Liverpool F.C. is now in the one hundred and twenty-third year of its existence. Like most clubs there have been highs and lows, although it is fair to say that the highs have been greater than almost anyone else’s. Conversely the lows have been hard to bear because two terrible tragedies four years apart in the Nineteen-Eighties cost one hundred and thirty-five lives. The club has a rich history anyway and you have to mix the good with the bad because that is the only way you can get the overall picture. Parts of the story and indeed the whole story have been told many times before. But I doubt if the story has ever been told before as it is here with wondrous photographs, many of which are probably being published for the first time, supplementing the text. I suspect that Stephen Done’s ‘day job’ has been largely responsible for that because more items of club memorabilia must have passed through this man’s hands … or at the very least been seen by him … than any man in history.
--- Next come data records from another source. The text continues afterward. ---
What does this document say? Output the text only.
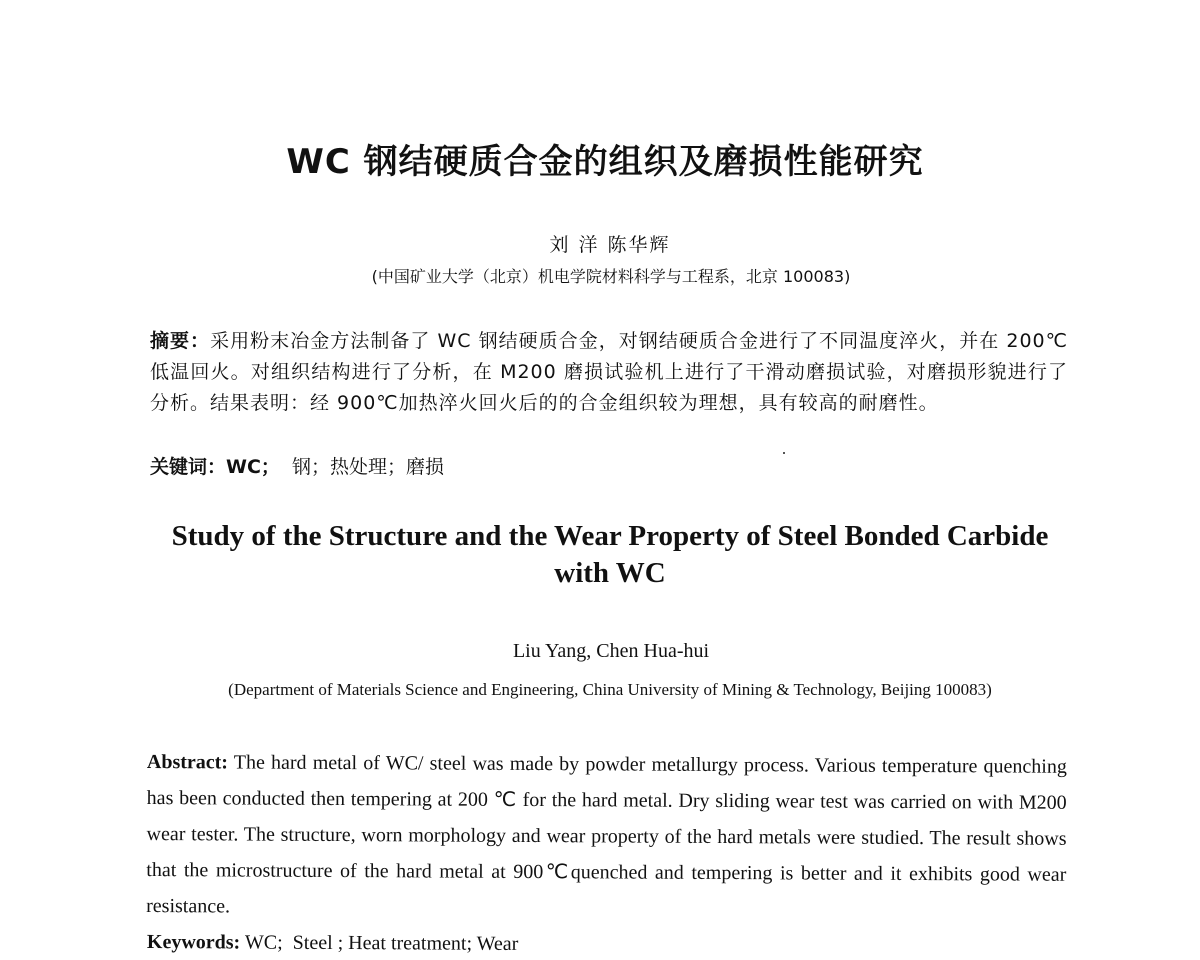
WC 钢结硬质合金的组织及磨损性能研究
刘 洋 陈华辉
(中国矿业大学（北京）机电学院材料科学与工程系，北京 100083)
摘要：采用粉末冶金方法制备了 WC 钢结硬质合金，对钢结硬质合金进行了不同温度淬火，并在 200℃低温回火。对组织结构进行了分析，在 M200 磨损试验机上进行了干滑动磨损试验，对磨损形貌进行了分析。结果表明：经 900℃加热淬火回火后的的合金组织较为理想，具有较高的耐磨性。
关键词：WC；  钢；热处理；磨损
Study of the Structure and the Wear Property of Steel Bonded Carbide with WC
Liu Yang, Chen Hua-hui
(Department of Materials Science and Engineering, China University of Mining & Technology, Beijing 100083)
Abstract: The hard metal of WC/ steel was made by powder metallurgy process. Various temperature quenching has been conducted then tempering at 200 ℃ for the hard metal. Dry sliding wear test was carried on with M200 wear tester. The structure, worn morphology and wear property of the hard metals were studied. The result shows that the microstructure of the hard metal at 900℃quenched and tempering is better and it exhibits good wear resistance.
Keywords: WC;  Steel ; Heat treatment; Wear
This is a big, glossy hardback book … and it doesn’t come cheap but hardback books rarely are, not when they first come out anyway. In that respect it is difficult to assess what its target-market is because it isn’t a biography or an autobiography; it is a story. Perhaps it is mainly aimed at younger supporters keen to learn more about the club’s whole life rather than long-standing supporters who have read and heard most or all of it before ? Personally, I found the early chapters particularly interesting because there seems to have been a real revival in recent years of publications revealing what football was like before the First World War and between the two World Wars. I don’t think the text has changed greatly from the initial print-run in 2002 except of course that there has been much to add since the second print of 2004 with a fifth European Cup to be added to the roll of honour plus one more success in each of the two domestic cup competitions; to which can be added the turmoil of ownership issues and the sort of hiring and firing of managers that goes on at most clubs big and small.
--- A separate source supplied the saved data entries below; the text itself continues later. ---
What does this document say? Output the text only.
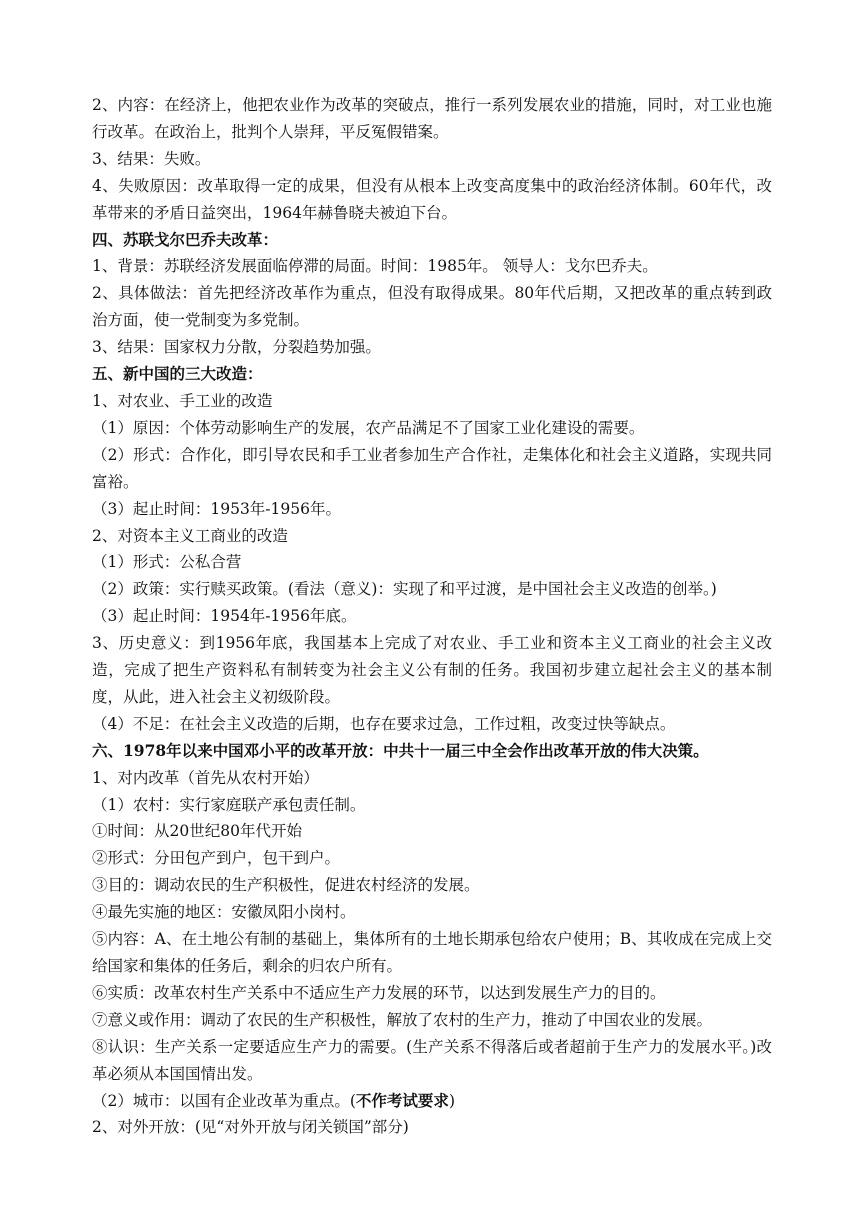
2、内容：在经济上，他把农业作为改革的突破点，推行一系列发展农业的措施，同时，对工业也施行改革。在政治上，批判个人崇拜，平反冤假错案。

3、结果：失败。

4、失败原因：改革取得一定的成果，但没有从根本上改变高度集中的政治经济体制。60年代，改革带来的矛盾日益突出，1964年赫鲁晓夫被迫下台。

四、苏联戈尔巴乔夫改革：

1、背景：苏联经济发展面临停滞的局面。时间：1985年。 领导人：戈尔巴乔夫。

2、具体做法：首先把经济改革作为重点，但没有取得成果。80年代后期，又把改革的重点转到政治方面，使一党制变为多党制。

3、结果：国家权力分散，分裂趋势加强。

五、新中国的三大改造：

1、对农业、手工业的改造

（1）原因：个体劳动影响生产的发展，农产品满足不了国家工业化建设的需要。

（2）形式：合作化，即引导农民和手工业者参加生产合作社，走集体化和社会主义道路，实现共同富裕。

（3）起止时间：1953年-1956年。

2、对资本主义工商业的改造

（1）形式：公私合营

（2）政策：实行赎买政策。(看法（意义)：实现了和平过渡，是中国社会主义改造的创举。)

（3）起止时间：1954年-1956年底。

3、历史意义：到1956年底，我国基本上完成了对农业、手工业和资本主义工商业的社会主义改造，完成了把生产资料私有制转变为社会主义公有制的任务。我国初步建立起社会主义的基本制度，从此，进入社会主义初级阶段。

（4）不足：在社会主义改造的后期，也存在要求过急，工作过粗，改变过快等缺点。

六、1978年以来中国邓小平的改革开放：中共十一届三中全会作出改革开放的伟大决策。

1、对内改革（首先从农村开始）

（1）农村：实行家庭联产承包责任制。

①时间：从20世纪80年代开始

②形式：分田包产到户，包干到户。

③目的：调动农民的生产积极性，促进农村经济的发展。

④最先实施的地区：安徽凤阳小岗村。

⑤内容：A、在土地公有制的基础上，集体所有的土地长期承包给农户使用；B、其收成在完成上交给国家和集体的任务后，剩余的归农户所有。

⑥实质：改革农村生产关系中不适应生产力发展的环节，以达到发展生产力的目的。

⑦意义或作用：调动了农民的生产积极性，解放了农村的生产力，推动了中国农业的发展。

⑧认识：生产关系一定要适应生产力的需要。(生产关系不得落后或者超前于生产力的发展水平。)改革必须从本国国情出发。

（2）城市：以国有企业改革为重点。(不作考试要求)

2、对外开放：(见“对外开放与闭关锁国”部分)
Although it is hard to see how the cost of this book could have been set much lower, the cover-price might be out of reach for many considering it as a single present. It comes more into the category of what are usually described as coffee-table books. What is beyond doubt is that the club’s history has been covered in an extremely thorough way by two men for whom supporting that football club has become a way of life. So they are both to be commended for putting this update together in the way they have, especially with regard to the previously-unseen photographs.